While we were there a tour group of kayakers were paddling around the rocks.
Four flights of steps lead down to the “beach”, which of course was now covered with water. This is what the bottom of the stairs looked like.
It was very cool and breezy, and the bay had a little chop to it. The coast you can barely see in the distance in this photo is Nova Scotia.
We returned to Rick and Elaine’s, and by now Elaine was home from work. We went to dinner at a local restaurant and had a great meal and even better conversation. After socializing some more at their house, we retired to their motorhome for the night.
The next morning we said goodbye to Rick and Elaine, and returned to Hopewell Rocks to see the low tide, which happened at 11:50am. We had heard from others about what an incredible sight it is at low tide, but we weren’t expecting to be as blown away as we were.

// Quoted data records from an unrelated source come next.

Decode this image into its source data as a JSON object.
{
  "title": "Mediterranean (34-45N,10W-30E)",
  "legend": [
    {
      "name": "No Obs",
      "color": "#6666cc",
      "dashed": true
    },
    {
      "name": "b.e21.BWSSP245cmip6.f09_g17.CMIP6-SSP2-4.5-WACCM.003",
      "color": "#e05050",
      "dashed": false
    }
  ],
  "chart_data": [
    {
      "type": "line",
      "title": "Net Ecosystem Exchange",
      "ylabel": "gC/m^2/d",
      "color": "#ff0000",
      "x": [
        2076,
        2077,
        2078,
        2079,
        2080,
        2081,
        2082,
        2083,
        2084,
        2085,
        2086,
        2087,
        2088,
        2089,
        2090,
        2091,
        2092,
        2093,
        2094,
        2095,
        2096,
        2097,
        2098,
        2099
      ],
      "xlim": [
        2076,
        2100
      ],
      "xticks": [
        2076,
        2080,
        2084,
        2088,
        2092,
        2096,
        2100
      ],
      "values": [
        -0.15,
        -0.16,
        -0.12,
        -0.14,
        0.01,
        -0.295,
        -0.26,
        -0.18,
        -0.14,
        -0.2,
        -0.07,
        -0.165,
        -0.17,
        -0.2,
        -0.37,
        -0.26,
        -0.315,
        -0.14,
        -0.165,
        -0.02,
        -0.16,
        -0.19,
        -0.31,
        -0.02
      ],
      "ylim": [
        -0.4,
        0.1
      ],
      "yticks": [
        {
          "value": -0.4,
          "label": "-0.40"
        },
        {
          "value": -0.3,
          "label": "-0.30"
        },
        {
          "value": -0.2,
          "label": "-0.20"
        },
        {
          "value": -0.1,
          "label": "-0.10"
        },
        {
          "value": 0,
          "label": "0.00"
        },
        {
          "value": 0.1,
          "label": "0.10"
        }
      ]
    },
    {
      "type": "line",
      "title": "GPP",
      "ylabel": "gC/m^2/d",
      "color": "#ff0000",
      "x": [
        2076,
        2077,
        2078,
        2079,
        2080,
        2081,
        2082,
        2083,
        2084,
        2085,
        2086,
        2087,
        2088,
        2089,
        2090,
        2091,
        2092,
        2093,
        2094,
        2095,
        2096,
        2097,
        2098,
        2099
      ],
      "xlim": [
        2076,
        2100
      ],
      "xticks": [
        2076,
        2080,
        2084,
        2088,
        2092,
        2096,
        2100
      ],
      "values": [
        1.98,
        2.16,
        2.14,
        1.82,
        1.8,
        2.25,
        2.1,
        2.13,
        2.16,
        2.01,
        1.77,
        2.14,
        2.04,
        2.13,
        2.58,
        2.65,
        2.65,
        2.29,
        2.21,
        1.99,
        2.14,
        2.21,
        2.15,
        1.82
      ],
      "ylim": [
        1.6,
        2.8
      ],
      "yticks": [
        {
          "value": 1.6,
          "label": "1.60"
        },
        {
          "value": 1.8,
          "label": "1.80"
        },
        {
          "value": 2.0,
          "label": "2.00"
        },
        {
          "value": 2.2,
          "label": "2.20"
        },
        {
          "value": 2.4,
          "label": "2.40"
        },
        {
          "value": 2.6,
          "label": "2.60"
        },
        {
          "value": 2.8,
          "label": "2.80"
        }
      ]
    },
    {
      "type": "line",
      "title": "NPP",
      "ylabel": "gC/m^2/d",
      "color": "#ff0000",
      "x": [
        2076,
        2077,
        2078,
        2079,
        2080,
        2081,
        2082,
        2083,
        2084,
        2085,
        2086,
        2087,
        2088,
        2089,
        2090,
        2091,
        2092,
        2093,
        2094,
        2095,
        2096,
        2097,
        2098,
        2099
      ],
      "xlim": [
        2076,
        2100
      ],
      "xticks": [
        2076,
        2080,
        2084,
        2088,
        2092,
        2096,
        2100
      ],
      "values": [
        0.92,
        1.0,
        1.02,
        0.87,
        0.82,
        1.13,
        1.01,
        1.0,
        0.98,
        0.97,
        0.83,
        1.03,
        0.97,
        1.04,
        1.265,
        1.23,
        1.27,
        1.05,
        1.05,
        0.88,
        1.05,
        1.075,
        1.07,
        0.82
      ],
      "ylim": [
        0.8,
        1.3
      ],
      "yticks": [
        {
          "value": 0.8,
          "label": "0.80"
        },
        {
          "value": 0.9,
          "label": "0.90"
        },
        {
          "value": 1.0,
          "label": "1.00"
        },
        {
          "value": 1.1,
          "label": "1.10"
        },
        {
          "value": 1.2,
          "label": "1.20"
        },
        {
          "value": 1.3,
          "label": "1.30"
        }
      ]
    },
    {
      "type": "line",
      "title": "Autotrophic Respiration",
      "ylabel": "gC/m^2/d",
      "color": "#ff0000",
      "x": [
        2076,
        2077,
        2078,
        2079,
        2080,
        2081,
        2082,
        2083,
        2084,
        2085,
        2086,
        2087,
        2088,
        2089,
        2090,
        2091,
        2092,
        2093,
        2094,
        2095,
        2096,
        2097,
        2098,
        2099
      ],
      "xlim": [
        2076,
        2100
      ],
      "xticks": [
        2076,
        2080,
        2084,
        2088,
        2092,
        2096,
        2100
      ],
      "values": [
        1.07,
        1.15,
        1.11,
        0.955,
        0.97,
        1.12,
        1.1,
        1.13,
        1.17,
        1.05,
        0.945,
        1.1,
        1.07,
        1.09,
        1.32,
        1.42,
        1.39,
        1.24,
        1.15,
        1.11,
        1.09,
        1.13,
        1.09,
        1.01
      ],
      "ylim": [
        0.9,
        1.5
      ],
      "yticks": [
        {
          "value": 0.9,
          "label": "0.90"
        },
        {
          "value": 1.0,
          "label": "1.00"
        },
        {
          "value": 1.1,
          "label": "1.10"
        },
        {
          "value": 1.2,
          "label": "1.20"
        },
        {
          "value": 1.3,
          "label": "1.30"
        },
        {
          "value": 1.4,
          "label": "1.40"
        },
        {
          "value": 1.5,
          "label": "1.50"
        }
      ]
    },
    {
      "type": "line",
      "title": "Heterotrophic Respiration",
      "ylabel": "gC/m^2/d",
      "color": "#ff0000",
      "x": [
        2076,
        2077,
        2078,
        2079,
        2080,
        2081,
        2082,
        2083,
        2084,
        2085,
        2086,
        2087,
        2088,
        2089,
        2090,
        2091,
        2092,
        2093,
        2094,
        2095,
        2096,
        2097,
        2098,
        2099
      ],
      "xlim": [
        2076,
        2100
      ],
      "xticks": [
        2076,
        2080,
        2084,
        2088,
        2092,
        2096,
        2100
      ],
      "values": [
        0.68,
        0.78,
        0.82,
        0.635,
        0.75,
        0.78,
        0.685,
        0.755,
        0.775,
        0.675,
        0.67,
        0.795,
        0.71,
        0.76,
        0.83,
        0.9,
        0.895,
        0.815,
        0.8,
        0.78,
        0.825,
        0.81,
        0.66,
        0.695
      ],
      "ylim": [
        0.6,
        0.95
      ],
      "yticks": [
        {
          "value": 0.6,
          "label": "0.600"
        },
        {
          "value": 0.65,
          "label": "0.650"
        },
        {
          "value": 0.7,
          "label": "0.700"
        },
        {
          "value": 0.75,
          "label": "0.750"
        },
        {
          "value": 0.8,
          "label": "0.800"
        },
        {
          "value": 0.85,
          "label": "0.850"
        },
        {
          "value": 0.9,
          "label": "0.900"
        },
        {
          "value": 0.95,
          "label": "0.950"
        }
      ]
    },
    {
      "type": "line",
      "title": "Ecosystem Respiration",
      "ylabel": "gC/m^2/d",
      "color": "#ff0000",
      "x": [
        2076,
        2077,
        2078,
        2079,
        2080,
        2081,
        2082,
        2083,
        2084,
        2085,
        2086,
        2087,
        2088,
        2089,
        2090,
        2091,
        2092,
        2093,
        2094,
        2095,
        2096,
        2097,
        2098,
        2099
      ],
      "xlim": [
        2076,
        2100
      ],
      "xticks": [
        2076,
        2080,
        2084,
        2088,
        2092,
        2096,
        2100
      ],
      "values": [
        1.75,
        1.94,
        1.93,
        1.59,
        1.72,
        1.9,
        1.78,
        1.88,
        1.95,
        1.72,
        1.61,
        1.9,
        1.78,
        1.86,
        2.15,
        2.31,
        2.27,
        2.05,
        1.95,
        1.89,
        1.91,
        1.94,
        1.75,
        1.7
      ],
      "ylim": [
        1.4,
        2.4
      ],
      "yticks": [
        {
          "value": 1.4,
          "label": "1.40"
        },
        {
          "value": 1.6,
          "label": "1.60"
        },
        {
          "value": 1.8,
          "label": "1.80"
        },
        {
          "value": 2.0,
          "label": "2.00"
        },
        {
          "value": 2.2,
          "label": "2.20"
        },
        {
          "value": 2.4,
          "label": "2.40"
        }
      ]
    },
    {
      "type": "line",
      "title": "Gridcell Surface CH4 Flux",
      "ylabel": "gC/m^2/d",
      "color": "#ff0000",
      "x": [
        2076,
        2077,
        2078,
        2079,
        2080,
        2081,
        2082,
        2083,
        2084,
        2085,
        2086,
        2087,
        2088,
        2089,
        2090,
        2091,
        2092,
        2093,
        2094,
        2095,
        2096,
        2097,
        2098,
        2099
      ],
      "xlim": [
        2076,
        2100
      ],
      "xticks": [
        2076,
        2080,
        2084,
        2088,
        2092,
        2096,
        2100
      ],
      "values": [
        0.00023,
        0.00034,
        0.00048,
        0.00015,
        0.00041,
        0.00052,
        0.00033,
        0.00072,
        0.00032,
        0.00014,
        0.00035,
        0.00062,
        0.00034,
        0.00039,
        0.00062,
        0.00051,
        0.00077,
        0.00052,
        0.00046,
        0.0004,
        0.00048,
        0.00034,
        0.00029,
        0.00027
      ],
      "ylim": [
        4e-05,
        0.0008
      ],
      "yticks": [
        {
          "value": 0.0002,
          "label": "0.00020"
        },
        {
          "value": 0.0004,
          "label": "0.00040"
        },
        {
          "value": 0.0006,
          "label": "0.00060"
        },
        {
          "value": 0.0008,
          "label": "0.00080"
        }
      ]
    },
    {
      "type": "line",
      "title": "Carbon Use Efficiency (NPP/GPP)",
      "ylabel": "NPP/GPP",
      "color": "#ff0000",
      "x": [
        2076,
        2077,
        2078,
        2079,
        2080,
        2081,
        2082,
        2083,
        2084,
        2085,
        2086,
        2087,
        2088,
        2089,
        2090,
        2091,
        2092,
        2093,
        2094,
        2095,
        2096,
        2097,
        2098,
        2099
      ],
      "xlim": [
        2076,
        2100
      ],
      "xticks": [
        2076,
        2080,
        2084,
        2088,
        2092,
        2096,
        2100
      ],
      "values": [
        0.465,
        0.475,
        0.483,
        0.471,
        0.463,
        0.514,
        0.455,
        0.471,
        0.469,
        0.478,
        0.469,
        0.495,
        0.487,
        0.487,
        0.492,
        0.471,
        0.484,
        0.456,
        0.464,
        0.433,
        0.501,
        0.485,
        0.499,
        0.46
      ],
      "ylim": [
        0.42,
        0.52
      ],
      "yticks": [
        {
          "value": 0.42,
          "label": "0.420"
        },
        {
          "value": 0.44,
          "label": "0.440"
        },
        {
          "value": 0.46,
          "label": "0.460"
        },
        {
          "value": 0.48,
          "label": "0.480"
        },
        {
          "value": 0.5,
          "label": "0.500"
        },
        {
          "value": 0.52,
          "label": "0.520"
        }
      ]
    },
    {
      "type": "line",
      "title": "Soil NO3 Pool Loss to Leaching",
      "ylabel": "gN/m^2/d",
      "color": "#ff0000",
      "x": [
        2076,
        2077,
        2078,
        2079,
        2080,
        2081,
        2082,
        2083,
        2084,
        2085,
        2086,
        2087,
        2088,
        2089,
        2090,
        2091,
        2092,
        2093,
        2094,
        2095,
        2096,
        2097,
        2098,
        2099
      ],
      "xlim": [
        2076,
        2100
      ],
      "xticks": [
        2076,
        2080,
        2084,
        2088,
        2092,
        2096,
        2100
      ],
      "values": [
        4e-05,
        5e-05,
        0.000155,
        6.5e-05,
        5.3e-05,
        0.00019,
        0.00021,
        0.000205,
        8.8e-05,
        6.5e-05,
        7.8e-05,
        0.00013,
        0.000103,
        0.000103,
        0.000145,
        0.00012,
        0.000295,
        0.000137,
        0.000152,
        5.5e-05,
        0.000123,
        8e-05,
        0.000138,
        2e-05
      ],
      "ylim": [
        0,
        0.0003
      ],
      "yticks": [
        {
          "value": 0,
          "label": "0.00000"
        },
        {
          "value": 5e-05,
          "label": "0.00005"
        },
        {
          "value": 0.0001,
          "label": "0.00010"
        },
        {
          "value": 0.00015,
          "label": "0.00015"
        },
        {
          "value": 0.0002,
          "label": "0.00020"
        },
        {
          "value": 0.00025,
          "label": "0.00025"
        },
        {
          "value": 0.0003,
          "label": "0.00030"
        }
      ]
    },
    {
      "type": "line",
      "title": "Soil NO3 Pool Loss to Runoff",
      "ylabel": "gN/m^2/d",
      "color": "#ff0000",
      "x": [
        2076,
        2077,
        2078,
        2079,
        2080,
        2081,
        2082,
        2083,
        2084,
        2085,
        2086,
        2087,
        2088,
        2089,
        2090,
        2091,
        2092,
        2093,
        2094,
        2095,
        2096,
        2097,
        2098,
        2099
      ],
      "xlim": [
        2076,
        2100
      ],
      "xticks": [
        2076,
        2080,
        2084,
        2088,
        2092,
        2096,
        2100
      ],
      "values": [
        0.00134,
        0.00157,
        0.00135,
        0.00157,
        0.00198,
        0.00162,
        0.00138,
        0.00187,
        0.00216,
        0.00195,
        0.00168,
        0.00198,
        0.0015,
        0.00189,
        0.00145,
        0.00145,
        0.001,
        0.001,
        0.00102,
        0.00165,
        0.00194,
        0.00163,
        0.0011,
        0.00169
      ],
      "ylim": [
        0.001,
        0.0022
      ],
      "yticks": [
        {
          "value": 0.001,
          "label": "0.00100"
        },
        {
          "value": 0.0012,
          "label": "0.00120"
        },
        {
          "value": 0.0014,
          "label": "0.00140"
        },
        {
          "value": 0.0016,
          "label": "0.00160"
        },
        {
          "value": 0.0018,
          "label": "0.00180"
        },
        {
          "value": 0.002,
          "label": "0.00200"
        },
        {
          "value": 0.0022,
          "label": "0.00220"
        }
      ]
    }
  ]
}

To refresh your memories, here’s the view from the observation platform at high tide.
And here’s the same spot at low tide.
Notice there’s now an arch, which wasn’t visible at high tide. The depth of the water from the top of the arch opening to the beach is 18 feet. Of course, the tide difference is much more than that because the water level at low tide offshore is much lower than the beach.
Remember those water-covered bottom steps at high tide? Here they are at low tide.
We couldn’t wait to go down and walk on the “bottom of the sea.” Here’s Dee standing under the arch.
And the view of the arch from the other side.
Here’s some photos we took while walking along the rocky “beach.”
They call these “flower pots” because of their shape. It’s amazing to see the whole formation after seeing just the top part at high tide.
Here's a video from Youtube that will give a full high and low tide.
It was an amazing experience to see this incredible natural phenomenon. We started our trip home by a different route than the one we came on. We took Hwy 115 along the coast, passing through the small town of Alma. Alma is where we were going to stay for the night until Rick and Elaine offered to put us up for the night. Alma has a small harbor, and even though it was a couple of hours past low tide, the water level was still… well, there wasn’t any water level, as you can see.
These boat owners really have to time their departures and arrivals. This is the small inlet that feeds into the harbor from the bay.
I wish we had the time to hang around to watch the tide come all the way in, but we wanted to get home before dark, and we had a 5-hour drive ahead of us. Our route took us through the Fundy National Park, which was a curvy and hilly drive through some thick forest. We had one construction zone slow us down, and while stopped we got to see this fog rolling right in over our heads.
We stopped at a seafood restaurant near home and Dee got her last lobster meal in Maine. (Well, we have one more day here, so you never know I guess.) We got home right at dark, tired but still excited at the wonderful experience we had the last two days. Thanks Rick and Elaine for your hospitality. We’ll see you again this winter in Florida.